What the mayor's statement left implied, rather than stated, is equally significant. Tulum's population has grown faster than its public services. The city that now draws international tourists to its cenotes and jungle hotels also contains neighborhoods without reliable water service, informal markets, and a working class that earns tourism wages while being priced out of tourism real estate. A commercial plaza with 900 jobs and an accessible grocery anchor does not resolve those structural pressures — but it addresses one of the most concrete gaps in daily service availability for the people who actually live here.

Castañón Trejo acknowledged the employment dimension directly. "This doesn't just mean investment. It also drives job creation and opens new opportunities for Tulum families," he said. With 60 commercial units, the labor impact extends beyond the anchor tenants to the small and medium operators who will occupy the remaining storefronts — local entrepreneurs who will have, for the first time, a structured commercial environment with consistent foot traffic.

Tulum Gets Its First Commercial Plaza as Centro Tulum Prepares to Open With 60 Stores and 900 Jobs - Photo 2


Context: Why This Matters in 2026

The timing of Centro Tulum's opening is not incidental. The new Tulum International Airport, operational since December 2023, has already increased the volume of direct arrivals to the municipality and shifted the commercial center of gravity southward. The Maya Train, connecting Tulum to the broader Yucatán Peninsula since late 2023, has further accelerated that dynamic. The infrastructure is in place to support a commercial destination. What has been missing is the commercial destination itself.

Centro Tulum is the first major response to that gap in the private sector. Its location on the Cancún-Chetumal highway — the main arterial connecting Tulum to both the airport and the city center — positions it to capture traffic from multiple directions: residents from the urban core, workers from the hotel zone, visitors in transit, and day-trippers from nearby communities like Akumal, Tankah, and Felipe Carrillo Puerto.

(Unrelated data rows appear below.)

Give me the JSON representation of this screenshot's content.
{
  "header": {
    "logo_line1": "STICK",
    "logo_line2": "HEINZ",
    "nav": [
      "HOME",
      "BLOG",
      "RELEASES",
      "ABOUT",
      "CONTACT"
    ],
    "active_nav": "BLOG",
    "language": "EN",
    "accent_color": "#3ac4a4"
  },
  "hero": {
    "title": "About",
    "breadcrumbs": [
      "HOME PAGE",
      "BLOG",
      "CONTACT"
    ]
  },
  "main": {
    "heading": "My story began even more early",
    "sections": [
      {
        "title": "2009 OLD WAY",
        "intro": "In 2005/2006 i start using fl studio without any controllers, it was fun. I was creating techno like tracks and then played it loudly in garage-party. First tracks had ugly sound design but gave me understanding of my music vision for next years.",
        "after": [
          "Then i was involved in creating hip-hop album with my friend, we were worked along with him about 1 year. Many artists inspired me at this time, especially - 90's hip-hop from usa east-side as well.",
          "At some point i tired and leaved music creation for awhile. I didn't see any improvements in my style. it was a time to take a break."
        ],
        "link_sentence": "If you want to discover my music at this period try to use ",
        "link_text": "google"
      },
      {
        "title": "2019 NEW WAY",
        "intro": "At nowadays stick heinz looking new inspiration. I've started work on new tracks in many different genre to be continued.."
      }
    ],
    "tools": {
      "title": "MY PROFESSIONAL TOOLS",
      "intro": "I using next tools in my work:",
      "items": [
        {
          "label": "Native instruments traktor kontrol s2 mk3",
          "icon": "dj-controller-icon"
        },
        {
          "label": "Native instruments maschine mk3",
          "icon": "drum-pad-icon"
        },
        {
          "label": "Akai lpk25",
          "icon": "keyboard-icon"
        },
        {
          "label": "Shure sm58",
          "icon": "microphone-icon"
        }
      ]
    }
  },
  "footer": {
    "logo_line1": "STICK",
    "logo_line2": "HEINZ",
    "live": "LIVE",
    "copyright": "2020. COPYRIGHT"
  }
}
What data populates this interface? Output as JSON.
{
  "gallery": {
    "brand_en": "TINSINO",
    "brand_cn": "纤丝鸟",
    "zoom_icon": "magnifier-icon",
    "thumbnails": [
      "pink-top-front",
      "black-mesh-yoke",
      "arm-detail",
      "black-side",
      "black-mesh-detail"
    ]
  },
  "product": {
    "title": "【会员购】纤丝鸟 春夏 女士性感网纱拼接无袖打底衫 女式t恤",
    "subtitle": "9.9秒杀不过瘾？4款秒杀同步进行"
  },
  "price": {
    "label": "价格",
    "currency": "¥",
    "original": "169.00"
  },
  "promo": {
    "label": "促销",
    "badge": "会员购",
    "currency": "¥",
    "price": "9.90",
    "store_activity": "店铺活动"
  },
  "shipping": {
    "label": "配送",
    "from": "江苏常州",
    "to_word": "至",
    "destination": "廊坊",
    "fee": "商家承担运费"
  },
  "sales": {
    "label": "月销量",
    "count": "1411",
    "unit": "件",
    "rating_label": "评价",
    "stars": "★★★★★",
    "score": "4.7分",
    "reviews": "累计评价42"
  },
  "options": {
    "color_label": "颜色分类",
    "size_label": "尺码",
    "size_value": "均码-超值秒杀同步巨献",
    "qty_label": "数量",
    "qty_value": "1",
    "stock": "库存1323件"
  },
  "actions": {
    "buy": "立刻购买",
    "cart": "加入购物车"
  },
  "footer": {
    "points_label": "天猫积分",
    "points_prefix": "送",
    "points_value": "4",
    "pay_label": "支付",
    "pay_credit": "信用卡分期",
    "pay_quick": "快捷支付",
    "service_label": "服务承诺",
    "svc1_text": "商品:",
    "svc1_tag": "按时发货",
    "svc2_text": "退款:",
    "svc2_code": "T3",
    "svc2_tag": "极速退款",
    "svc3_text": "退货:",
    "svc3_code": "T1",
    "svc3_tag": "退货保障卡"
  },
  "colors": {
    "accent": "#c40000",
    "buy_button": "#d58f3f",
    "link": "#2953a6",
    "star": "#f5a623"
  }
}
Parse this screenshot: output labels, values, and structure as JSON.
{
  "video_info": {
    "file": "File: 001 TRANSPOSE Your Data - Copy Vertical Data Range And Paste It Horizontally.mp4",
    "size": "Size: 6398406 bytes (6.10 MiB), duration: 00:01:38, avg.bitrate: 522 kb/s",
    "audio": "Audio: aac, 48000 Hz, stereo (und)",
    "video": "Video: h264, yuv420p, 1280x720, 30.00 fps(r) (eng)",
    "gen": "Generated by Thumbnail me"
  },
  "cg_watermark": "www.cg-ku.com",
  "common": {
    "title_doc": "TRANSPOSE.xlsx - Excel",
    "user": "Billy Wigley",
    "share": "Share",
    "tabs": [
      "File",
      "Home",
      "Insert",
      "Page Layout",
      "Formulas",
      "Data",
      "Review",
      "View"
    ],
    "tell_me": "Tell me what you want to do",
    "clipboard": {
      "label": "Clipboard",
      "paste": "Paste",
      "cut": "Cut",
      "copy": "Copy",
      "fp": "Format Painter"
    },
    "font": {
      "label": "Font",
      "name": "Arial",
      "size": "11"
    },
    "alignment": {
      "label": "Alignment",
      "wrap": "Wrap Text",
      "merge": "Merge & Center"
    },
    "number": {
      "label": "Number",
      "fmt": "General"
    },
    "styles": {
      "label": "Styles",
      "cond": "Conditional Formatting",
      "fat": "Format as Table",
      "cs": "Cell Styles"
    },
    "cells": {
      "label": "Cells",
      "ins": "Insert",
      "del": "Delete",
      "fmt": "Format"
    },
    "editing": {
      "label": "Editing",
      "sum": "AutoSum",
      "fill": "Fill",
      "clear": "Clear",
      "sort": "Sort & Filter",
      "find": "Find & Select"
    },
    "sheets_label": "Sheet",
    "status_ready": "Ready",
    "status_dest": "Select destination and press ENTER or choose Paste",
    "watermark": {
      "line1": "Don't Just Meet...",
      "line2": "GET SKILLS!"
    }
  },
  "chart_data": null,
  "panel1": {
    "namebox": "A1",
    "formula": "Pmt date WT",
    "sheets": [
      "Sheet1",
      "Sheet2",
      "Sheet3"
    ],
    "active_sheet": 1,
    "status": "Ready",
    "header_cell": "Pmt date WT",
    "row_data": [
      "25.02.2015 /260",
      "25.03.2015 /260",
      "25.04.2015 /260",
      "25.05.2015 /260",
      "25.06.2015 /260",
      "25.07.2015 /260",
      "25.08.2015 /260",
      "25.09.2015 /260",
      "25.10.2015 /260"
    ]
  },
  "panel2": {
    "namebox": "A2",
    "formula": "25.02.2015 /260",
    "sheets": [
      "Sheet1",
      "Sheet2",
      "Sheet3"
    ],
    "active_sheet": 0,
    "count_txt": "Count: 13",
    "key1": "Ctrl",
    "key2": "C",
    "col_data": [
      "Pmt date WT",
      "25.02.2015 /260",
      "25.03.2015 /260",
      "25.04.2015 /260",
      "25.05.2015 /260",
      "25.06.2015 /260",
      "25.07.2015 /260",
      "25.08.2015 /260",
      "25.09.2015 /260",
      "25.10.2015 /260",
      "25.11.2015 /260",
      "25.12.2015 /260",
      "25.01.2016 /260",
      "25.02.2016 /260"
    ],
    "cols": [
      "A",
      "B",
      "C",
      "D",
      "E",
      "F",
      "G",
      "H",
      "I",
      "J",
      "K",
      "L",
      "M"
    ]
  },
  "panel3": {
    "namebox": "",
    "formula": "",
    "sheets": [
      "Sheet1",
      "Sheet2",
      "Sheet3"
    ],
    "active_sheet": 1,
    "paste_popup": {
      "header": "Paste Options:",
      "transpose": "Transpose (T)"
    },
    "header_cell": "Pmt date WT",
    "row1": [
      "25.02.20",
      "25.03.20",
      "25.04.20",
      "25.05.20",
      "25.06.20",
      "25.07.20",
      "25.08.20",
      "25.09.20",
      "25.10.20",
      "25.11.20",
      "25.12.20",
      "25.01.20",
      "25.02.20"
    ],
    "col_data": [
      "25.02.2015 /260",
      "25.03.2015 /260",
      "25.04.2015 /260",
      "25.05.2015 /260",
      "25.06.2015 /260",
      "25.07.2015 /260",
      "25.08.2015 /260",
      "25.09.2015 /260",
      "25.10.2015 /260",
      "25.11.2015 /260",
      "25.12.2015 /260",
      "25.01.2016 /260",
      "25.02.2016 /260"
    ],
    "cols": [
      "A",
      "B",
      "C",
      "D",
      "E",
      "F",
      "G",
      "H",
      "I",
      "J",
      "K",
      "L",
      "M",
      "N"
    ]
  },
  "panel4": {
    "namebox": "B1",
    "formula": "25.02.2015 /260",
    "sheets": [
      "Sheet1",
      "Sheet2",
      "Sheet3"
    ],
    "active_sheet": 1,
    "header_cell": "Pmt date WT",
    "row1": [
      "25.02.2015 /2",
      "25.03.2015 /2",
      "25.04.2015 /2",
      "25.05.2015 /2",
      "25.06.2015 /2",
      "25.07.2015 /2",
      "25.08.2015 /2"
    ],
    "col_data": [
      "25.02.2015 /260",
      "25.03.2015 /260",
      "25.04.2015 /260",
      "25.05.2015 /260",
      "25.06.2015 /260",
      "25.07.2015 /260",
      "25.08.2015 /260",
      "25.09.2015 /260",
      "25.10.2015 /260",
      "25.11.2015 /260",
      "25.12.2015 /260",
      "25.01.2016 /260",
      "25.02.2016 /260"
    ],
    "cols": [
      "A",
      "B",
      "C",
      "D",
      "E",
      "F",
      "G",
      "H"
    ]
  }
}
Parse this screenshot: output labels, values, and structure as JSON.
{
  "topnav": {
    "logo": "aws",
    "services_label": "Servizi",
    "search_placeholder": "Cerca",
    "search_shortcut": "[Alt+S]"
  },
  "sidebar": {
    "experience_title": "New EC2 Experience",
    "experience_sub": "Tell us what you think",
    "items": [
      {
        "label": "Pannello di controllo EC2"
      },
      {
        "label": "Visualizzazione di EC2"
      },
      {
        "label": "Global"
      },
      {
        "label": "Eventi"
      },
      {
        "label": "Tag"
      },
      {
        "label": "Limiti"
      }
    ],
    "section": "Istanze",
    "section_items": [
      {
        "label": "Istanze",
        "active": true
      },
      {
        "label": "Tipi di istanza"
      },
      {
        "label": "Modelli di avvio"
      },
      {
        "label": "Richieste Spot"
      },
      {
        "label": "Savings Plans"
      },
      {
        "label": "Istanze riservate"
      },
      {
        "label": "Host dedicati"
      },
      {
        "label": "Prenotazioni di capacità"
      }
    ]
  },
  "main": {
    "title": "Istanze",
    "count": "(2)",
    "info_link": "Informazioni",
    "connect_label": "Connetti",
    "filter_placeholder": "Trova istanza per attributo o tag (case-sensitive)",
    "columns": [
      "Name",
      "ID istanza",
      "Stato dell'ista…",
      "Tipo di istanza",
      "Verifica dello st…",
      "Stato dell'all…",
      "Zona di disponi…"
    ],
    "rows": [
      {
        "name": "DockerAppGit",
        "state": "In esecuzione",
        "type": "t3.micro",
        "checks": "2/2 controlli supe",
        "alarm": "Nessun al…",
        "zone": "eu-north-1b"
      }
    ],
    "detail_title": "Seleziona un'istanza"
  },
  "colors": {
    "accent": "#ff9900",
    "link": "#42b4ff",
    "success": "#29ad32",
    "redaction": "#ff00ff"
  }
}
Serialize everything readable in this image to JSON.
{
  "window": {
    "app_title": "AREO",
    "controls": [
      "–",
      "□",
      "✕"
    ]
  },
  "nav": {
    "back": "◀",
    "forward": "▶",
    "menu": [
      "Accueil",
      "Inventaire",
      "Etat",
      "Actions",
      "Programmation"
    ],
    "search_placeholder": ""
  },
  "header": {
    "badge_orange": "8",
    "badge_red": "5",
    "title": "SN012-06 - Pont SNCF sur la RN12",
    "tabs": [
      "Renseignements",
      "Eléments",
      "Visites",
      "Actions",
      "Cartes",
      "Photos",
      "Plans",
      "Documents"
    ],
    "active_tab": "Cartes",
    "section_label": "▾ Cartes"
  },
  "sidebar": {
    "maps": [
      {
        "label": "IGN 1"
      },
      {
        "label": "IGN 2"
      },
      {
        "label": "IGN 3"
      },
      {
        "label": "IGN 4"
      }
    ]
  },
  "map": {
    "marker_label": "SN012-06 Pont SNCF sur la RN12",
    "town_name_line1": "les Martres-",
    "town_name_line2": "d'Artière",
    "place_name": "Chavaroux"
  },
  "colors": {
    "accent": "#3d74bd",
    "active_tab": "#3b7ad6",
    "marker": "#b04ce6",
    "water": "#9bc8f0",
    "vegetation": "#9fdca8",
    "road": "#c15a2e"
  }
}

The anchor tenant mix is calibrated for this dual audience. Cinépolis and Smart Fit cater primarily to local residents seeking services that require committed infrastructure. Chedraui operates at a price point accessible to working families. Starbucks and Toks are positioned for the aspirational middle class and for tourists looking for familiar international brands within the destination. Together, they signal a commercial thesis: Tulum can sustain a mixed-use retail environment precisely because its visitor and resident populations, while socioeconomically distinct, have overlapping consumption patterns.

Tulum Gets Its First Commercial Plaza as Centro Tulum Prepares to Open With 60 Stores and 900 Jobs - Photo 3


What 900 Jobs Actually Mean Here

The number 900 requires context. Tulum's formal employment base is disproportionately concentrated in tourism and hospitality sectors characterized by seasonal volatility, informal contracts, and limited career trajectories. Commercial retail employment, while not uniformly better compensated, offers year-round stability, fixed schedules, and in the case of anchor tenants like Chedraui and Cinépolis, access to benefits and formal labor registration.

For a community where a large segment of the working population migrates seasonally to follow tourism demand, 900 stable positions are structurally significant — not transformative at scale, but meaningful at the household level. The projection also accounts for indirect employment: security, logistics, cleaning, maintenance, and the ancillary services that a complex of this size generates in its immediate surroundings.

Mayor Castañón Trejo closed his remarks with a phrase that read simultaneously as a campaign slogan and a genuine conviction: "When development is done with vision, Tulum advances." Whether Centro Tulum delivers on that vision will depend less on the ribbon-cutting and more on whether its operational model — pricing, accessibility, local hiring practices — actually serves the community it claims to represent.

For now, the supervision visit is a confirmation that the project is real, the timeline is closing in, and Tulum is about to get something it has needed for years: a commercial infrastructure worthy of the city it is becoming.